In Scala, a Future is defined to be covariant whereas a Promise is invariant. It is said that a Promise can almost be made contravariant (https://issues.scala-lang.org/browse/SI-7467). Why is this the case?
If promise were covariant you would be able to do:
val p: Promise[Any] = Promise[String]()
p.success(1)
thereby completing a Promise[String] with an Int which would be unsafe.
A Promise is a mutable API, which does not fare well with covariance. Futures don't suffer this problem because you cannot manually complete them like you do with a Promise.
Let's say we have:
class Animal
class Cat extends Animal
class Dog extends Animal
If you want Promise[A] to be covariant over A, that means we want Promise[Cat] <: Promise[Animal] and Promise[Dog] <: Promise[Animal]. Let's suppose we can do this.

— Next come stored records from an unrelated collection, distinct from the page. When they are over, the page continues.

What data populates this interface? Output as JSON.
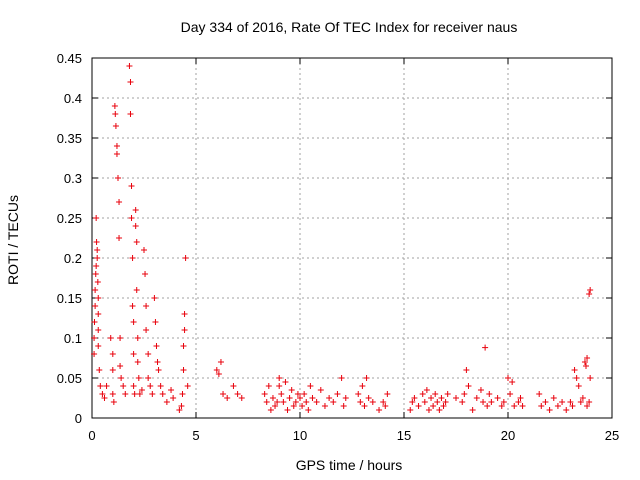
{
  "chart_data": {
    "type": "scatter",
    "title": "Day 334 of 2016, Rate Of TEC Index for receiver naus",
    "xlabel": "GPS time / hours",
    "ylabel": "ROTI / TECUs",
    "xlim": [
      0,
      25
    ],
    "ylim": [
      0,
      0.45
    ],
    "xticks": [
      0,
      5,
      10,
      15,
      20,
      25
    ],
    "yticks": [
      0,
      0.05,
      0.1,
      0.15,
      0.2,
      0.25,
      0.3,
      0.35,
      0.4,
      0.45
    ],
    "xtick_labels": [
      "0",
      "5",
      "10",
      "15",
      "20",
      "25"
    ],
    "ytick_labels": [
      "0",
      "0.05",
      "0.1",
      "0.15",
      "0.2",
      "0.25",
      "0.3",
      "0.35",
      "0.4",
      "0.45"
    ],
    "grid": true,
    "marker": "+",
    "color": "#e8000b",
    "series": [
      {
        "points": [
          [
            0.1,
            0.08
          ],
          [
            0.1,
            0.1
          ],
          [
            0.12,
            0.12
          ],
          [
            0.15,
            0.14
          ],
          [
            0.15,
            0.16
          ],
          [
            0.18,
            0.18
          ],
          [
            0.2,
            0.19
          ],
          [
            0.2,
            0.25
          ],
          [
            0.22,
            0.22
          ],
          [
            0.25,
            0.21
          ],
          [
            0.25,
            0.2
          ],
          [
            0.28,
            0.17
          ],
          [
            0.3,
            0.15
          ],
          [
            0.3,
            0.13
          ],
          [
            0.3,
            0.11
          ],
          [
            0.3,
            0.09
          ],
          [
            0.35,
            0.06
          ],
          [
            0.4,
            0.04
          ],
          [
            0.5,
            0.03
          ],
          [
            0.6,
            0.025
          ],
          [
            0.7,
            0.04
          ],
          [
            0.9,
            0.1
          ],
          [
            1.0,
            0.08
          ],
          [
            1.0,
            0.06
          ],
          [
            1.0,
            0.03
          ],
          [
            1.05,
            0.02
          ],
          [
            1.1,
            0.39
          ],
          [
            1.12,
            0.38
          ],
          [
            1.15,
            0.365
          ],
          [
            1.2,
            0.34
          ],
          [
            1.2,
            0.33
          ],
          [
            1.25,
            0.3
          ],
          [
            1.3,
            0.27
          ],
          [
            1.3,
            0.225
          ],
          [
            1.35,
            0.1
          ],
          [
            1.35,
            0.065
          ],
          [
            1.4,
            0.05
          ],
          [
            1.5,
            0.04
          ],
          [
            1.6,
            0.03
          ],
          [
            1.8,
            0.44
          ],
          [
            1.85,
            0.42
          ],
          [
            1.85,
            0.38
          ],
          [
            1.9,
            0.29
          ],
          [
            1.9,
            0.25
          ],
          [
            1.95,
            0.2
          ],
          [
            1.95,
            0.14
          ],
          [
            2.0,
            0.12
          ],
          [
            2.0,
            0.08
          ],
          [
            2.0,
            0.04
          ],
          [
            2.05,
            0.03
          ],
          [
            2.1,
            0.26
          ],
          [
            2.1,
            0.24
          ],
          [
            2.15,
            0.22
          ],
          [
            2.15,
            0.16
          ],
          [
            2.2,
            0.1
          ],
          [
            2.2,
            0.07
          ],
          [
            2.25,
            0.05
          ],
          [
            2.3,
            0.03
          ],
          [
            2.4,
            0.035
          ],
          [
            2.5,
            0.21
          ],
          [
            2.55,
            0.18
          ],
          [
            2.6,
            0.14
          ],
          [
            2.6,
            0.11
          ],
          [
            2.7,
            0.08
          ],
          [
            2.7,
            0.05
          ],
          [
            2.8,
            0.04
          ],
          [
            2.9,
            0.03
          ],
          [
            3.0,
            0.15
          ],
          [
            3.05,
            0.12
          ],
          [
            3.1,
            0.09
          ],
          [
            3.15,
            0.07
          ],
          [
            3.2,
            0.06
          ],
          [
            3.3,
            0.04
          ],
          [
            3.4,
            0.03
          ],
          [
            3.6,
            0.02
          ],
          [
            3.8,
            0.035
          ],
          [
            3.9,
            0.025
          ],
          [
            4.2,
            0.01
          ],
          [
            4.3,
            0.015
          ],
          [
            4.35,
            0.03
          ],
          [
            4.4,
            0.06
          ],
          [
            4.4,
            0.09
          ],
          [
            4.45,
            0.11
          ],
          [
            4.45,
            0.13
          ],
          [
            4.5,
            0.2
          ],
          [
            4.6,
            0.04
          ],
          [
            6.0,
            0.06
          ],
          [
            6.1,
            0.055
          ],
          [
            6.2,
            0.07
          ],
          [
            6.3,
            0.03
          ],
          [
            6.5,
            0.025
          ],
          [
            6.8,
            0.04
          ],
          [
            7.0,
            0.03
          ],
          [
            7.2,
            0.025
          ],
          [
            8.3,
            0.03
          ],
          [
            8.4,
            0.02
          ],
          [
            8.5,
            0.04
          ],
          [
            8.6,
            0.01
          ],
          [
            8.7,
            0.025
          ],
          [
            8.8,
            0.015
          ],
          [
            8.9,
            0.02
          ],
          [
            9.0,
            0.04
          ],
          [
            9.0,
            0.05
          ],
          [
            9.1,
            0.03
          ],
          [
            9.2,
            0.02
          ],
          [
            9.3,
            0.045
          ],
          [
            9.4,
            0.01
          ],
          [
            9.5,
            0.025
          ],
          [
            9.6,
            0.035
          ],
          [
            9.7,
            0.015
          ],
          [
            9.8,
            0.02
          ],
          [
            9.9,
            0.03
          ],
          [
            10.0,
            0.025
          ],
          [
            10.1,
            0.015
          ],
          [
            10.2,
            0.03
          ],
          [
            10.3,
            0.02
          ],
          [
            10.4,
            0.01
          ],
          [
            10.5,
            0.04
          ],
          [
            10.6,
            0.025
          ],
          [
            10.8,
            0.02
          ],
          [
            11.0,
            0.035
          ],
          [
            11.2,
            0.015
          ],
          [
            11.4,
            0.025
          ],
          [
            11.6,
            0.02
          ],
          [
            11.8,
            0.03
          ],
          [
            12.0,
            0.05
          ],
          [
            12.1,
            0.015
          ],
          [
            12.2,
            0.025
          ],
          [
            12.8,
            0.03
          ],
          [
            12.9,
            0.02
          ],
          [
            13.0,
            0.04
          ],
          [
            13.1,
            0.015
          ],
          [
            13.2,
            0.05
          ],
          [
            13.3,
            0.025
          ],
          [
            13.5,
            0.02
          ],
          [
            13.8,
            0.01
          ],
          [
            14.0,
            0.02
          ],
          [
            14.1,
            0.015
          ],
          [
            14.2,
            0.03
          ],
          [
            15.3,
            0.01
          ],
          [
            15.4,
            0.02
          ],
          [
            15.5,
            0.025
          ],
          [
            15.7,
            0.015
          ],
          [
            15.9,
            0.03
          ],
          [
            16.0,
            0.02
          ],
          [
            16.1,
            0.035
          ],
          [
            16.2,
            0.01
          ],
          [
            16.3,
            0.025
          ],
          [
            16.4,
            0.015
          ],
          [
            16.5,
            0.03
          ],
          [
            16.6,
            0.02
          ],
          [
            16.7,
            0.01
          ],
          [
            16.8,
            0.025
          ],
          [
            16.9,
            0.015
          ],
          [
            17.0,
            0.02
          ],
          [
            17.1,
            0.03
          ],
          [
            17.5,
            0.025
          ],
          [
            17.8,
            0.02
          ],
          [
            17.9,
            0.03
          ],
          [
            18.0,
            0.06
          ],
          [
            18.1,
            0.04
          ],
          [
            18.3,
            0.01
          ],
          [
            18.5,
            0.025
          ],
          [
            18.7,
            0.035
          ],
          [
            18.8,
            0.02
          ],
          [
            18.9,
            0.088
          ],
          [
            19.0,
            0.015
          ],
          [
            19.1,
            0.03
          ],
          [
            19.2,
            0.02
          ],
          [
            19.5,
            0.025
          ],
          [
            19.7,
            0.015
          ],
          [
            19.8,
            0.02
          ],
          [
            20.0,
            0.05
          ],
          [
            20.1,
            0.03
          ],
          [
            20.2,
            0.045
          ],
          [
            20.3,
            0.015
          ],
          [
            20.5,
            0.02
          ],
          [
            20.6,
            0.025
          ],
          [
            20.7,
            0.015
          ],
          [
            21.5,
            0.03
          ],
          [
            21.6,
            0.015
          ],
          [
            21.8,
            0.02
          ],
          [
            22.0,
            0.01
          ],
          [
            22.2,
            0.025
          ],
          [
            22.4,
            0.015
          ],
          [
            22.6,
            0.02
          ],
          [
            22.8,
            0.01
          ],
          [
            23.0,
            0.02
          ],
          [
            23.1,
            0.015
          ],
          [
            23.2,
            0.06
          ],
          [
            23.3,
            0.05
          ],
          [
            23.4,
            0.04
          ],
          [
            23.5,
            0.02
          ],
          [
            23.6,
            0.025
          ],
          [
            23.7,
            0.07
          ],
          [
            23.75,
            0.065
          ],
          [
            23.8,
            0.075
          ],
          [
            23.8,
            0.015
          ],
          [
            23.9,
            0.02
          ],
          [
            23.95,
            0.05
          ],
          [
            23.9,
            0.155
          ],
          [
            23.95,
            0.16
          ]
        ]
      }
    ]
  }
}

Okay, so let's say we have a Promise[Cat]:
val p: Promise[Cat] = ...
By our supposition, it's also a Promise[Animal]:
val q: Promise[Animal] = p
Promise has a method called complete which accepts a Try[T], which is also covariant. This means that a Try[Dog] is also a Try[Animal]. See where this is leading?
We'd be able to call:
val value: Try[Dog] = ...
q.complete(value)
Which would be legal, because we're trying to complete a Promise[Animal] with a Try[Animal], but oops, we also just tried to complete a Promise[Cat] with a Promise[Dog].